I’m a Native Texan and usually when you hear people say that around here, it’s a statement of pride. I, however, have a much more complicated relationship with my home state. Texas is too vast and diverse a place to really write one article about living in the state. Truly, you would need an entire series of articles and even then I’m not sure you could do Texas justice. I choose to live in Dallas, more specifically a northern suburb of Dallas, not because I grew up here, but because I grew up in rural East Texas. I love the suburb that I’ve lived in for sixteen years because it’s close enough to where I grew up to feel like home, but not so close that it suffers from the small town issues I felt I needed to get away from. I have, however, made peace with it and have come to appreciate that a lot of who I am today is because I grew up in place I did not enjoy. For me, finding out who I am, came from seeing, for the first half of my life, who I did not want to be.
East Texas is not all bad and once I set the scene for why I knew from an early age I could never spend my life there, I will let you know a few of the things I experienced growing up that I do have a great deal of sadness my own children will never experience.

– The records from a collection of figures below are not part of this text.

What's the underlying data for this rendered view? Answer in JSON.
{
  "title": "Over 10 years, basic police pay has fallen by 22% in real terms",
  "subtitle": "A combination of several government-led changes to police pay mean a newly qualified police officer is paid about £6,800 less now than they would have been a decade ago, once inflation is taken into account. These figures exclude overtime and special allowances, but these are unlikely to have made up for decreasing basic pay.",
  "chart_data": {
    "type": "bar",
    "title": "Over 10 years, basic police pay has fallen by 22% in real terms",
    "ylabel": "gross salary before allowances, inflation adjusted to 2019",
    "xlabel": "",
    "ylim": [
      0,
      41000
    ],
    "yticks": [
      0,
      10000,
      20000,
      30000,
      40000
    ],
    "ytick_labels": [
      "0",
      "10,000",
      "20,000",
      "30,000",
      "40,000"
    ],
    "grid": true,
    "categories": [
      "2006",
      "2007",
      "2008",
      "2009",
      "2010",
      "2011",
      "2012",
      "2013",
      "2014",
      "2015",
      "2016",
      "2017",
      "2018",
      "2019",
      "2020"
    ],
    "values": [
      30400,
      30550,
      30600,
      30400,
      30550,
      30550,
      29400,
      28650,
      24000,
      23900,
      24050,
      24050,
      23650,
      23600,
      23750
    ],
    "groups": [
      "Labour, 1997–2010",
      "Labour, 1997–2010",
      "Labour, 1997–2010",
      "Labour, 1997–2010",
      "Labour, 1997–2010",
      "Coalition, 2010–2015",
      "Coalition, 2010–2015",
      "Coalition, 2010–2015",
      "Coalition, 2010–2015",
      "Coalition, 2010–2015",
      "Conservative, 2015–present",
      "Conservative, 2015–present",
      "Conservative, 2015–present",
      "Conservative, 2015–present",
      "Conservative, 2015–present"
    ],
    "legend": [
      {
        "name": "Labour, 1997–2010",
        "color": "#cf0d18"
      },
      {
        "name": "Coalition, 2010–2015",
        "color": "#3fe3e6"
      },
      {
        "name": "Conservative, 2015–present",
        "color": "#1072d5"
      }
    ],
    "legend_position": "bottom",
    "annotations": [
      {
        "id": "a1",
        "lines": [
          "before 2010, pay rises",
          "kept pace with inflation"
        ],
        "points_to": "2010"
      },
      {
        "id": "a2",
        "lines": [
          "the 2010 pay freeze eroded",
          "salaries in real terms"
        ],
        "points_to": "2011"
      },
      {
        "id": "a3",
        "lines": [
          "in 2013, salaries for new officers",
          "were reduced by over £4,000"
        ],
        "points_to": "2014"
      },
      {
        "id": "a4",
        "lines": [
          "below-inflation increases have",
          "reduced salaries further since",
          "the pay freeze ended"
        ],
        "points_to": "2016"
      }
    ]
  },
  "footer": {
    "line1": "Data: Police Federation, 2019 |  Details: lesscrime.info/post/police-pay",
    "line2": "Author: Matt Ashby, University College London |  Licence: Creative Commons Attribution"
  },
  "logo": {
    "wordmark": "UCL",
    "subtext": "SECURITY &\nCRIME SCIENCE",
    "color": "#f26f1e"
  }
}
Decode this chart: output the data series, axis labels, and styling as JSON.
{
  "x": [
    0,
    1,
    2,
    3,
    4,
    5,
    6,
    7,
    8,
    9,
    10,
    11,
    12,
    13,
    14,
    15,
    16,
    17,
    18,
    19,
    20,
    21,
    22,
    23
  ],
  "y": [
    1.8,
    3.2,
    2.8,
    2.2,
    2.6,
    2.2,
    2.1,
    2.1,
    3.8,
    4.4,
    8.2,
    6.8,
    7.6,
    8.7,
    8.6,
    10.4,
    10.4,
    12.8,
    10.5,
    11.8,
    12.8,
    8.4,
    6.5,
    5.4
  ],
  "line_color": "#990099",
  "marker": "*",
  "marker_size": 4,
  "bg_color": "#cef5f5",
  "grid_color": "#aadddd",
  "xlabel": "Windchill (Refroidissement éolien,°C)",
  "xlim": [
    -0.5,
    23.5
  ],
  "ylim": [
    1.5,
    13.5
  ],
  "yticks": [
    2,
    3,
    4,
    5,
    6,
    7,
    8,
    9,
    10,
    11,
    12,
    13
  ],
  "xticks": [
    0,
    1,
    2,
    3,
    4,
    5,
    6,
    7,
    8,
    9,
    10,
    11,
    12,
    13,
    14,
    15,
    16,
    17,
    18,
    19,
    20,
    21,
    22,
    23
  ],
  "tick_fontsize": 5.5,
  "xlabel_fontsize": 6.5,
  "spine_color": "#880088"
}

For all the progress blacks have made in this country, my hometown was still segregated when, the day after graduation, I packed my car and left in May of 1985. 1985? Segregation? Yes … it’s not a typo. While it’s true the schools and town were not “officially” segregated, for all practical purposes they were. White kids and black kids did not play together on the playground, sit by each other in the cafeteria, or live in the same neighborhoods. The “N” word was freely spoken in my house and in my mother and step-father’s circle of friends and our extended family. It was spoken among the white kids at school and used to describe that certain part of town where the majority of the black families lived. There were two neighborhoods in my town of 10,000 souls that were nicer than the one in which my family lived. No black families lived in those two neighborhoods or mine. There were “black” churches and “white” churches, although only the “black” churches were described according to race. It was well understood that white girls did not date black boys and I vividly remember with great sadness the one mixed race child in my high school. I still wonder if she knew, surely she must have, that neither the white kids or the black kids liked her because, as everyone said, “She thinks she’s white.” Of course, no one minded at all, when black students excelled on the playing field and took my high school football team to the district playoffs my sophomore year.